Ok, so in this post I'll give heads up what I have allready done and what is my next step.

Done


I have set up basic environment where I can render a 3d object, get user input and with user input to move and rotate camera in the 3d world. So far I have a static single 3d object in the world what I can view as I please. The 3d object is a cat from the DirectX Mesh sample. Also my algorithm to load a 3d model from a file is copied from that source. You can find the sample from DirectX SDK kit.

I think what I really should do, is to keep track of hours what I have spent for my project. Currently I have no idea how much of time I have used so far.

Here is the picture of my application. As you can see I have named this application as "Level Editor" which I will explain in the next post. The post includes also what "administrative" tools I will create for my game and also a little bit of overall view of the project. I also try to get a picture of my KanBan board to the post, so stay tuned!

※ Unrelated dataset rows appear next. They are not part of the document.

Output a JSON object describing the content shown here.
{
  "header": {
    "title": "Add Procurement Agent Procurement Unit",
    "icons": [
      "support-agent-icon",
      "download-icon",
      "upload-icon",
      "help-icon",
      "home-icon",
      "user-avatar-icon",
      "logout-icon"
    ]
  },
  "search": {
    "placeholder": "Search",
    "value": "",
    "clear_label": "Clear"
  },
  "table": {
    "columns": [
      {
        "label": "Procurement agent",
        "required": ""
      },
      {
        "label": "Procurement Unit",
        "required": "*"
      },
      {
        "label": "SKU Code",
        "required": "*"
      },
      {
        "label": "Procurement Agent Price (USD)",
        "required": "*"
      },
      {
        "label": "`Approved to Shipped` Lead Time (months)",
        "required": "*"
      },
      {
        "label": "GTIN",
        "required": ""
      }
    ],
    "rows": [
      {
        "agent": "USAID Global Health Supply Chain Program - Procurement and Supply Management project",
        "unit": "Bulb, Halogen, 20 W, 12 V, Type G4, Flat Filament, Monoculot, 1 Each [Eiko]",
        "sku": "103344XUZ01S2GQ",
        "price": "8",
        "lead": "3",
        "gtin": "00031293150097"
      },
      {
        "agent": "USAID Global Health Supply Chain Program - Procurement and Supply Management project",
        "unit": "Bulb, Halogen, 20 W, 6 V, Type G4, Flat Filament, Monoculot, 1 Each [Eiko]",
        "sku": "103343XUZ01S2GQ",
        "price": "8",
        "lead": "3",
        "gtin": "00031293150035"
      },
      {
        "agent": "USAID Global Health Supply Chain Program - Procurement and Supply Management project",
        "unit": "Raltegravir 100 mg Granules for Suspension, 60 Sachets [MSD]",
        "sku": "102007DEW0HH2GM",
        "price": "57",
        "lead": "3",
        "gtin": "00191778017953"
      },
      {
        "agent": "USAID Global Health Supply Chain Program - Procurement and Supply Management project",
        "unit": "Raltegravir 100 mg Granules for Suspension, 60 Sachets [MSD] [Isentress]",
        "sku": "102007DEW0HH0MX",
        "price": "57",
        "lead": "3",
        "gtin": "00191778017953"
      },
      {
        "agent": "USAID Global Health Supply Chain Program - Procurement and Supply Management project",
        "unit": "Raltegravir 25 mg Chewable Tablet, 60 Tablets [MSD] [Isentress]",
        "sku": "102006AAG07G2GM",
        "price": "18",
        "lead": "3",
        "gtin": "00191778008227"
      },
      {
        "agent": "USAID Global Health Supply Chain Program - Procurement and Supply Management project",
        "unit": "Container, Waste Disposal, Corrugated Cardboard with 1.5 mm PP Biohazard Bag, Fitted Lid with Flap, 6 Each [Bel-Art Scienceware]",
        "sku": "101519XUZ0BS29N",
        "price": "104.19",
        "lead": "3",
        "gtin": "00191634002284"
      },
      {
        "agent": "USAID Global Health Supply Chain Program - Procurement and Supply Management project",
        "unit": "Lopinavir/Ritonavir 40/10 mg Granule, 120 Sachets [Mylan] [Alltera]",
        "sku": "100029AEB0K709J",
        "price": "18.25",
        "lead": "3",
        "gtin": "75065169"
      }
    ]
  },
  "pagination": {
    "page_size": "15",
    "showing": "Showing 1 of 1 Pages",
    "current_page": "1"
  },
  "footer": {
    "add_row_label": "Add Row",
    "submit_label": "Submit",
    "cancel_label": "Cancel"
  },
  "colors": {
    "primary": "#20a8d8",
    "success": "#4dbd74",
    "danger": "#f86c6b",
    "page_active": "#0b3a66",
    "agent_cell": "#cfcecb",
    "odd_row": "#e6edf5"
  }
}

I will name this picture as "Hello Kitty" picture, like the famous "Hello world!" application, which we all have done in some stage of our life.

To do

So the next task is to create more dynamical way to load 3d models to the Level editor tool. I think the algorithm should load the models from some source and user then could choose in the application what model the user wants to use. I think it will demand more coding than so far and I also have to think a little bit future as well, that I am not doing something stupid which I will most certainly rewrite.

It will be another task, that user can place the model in the world.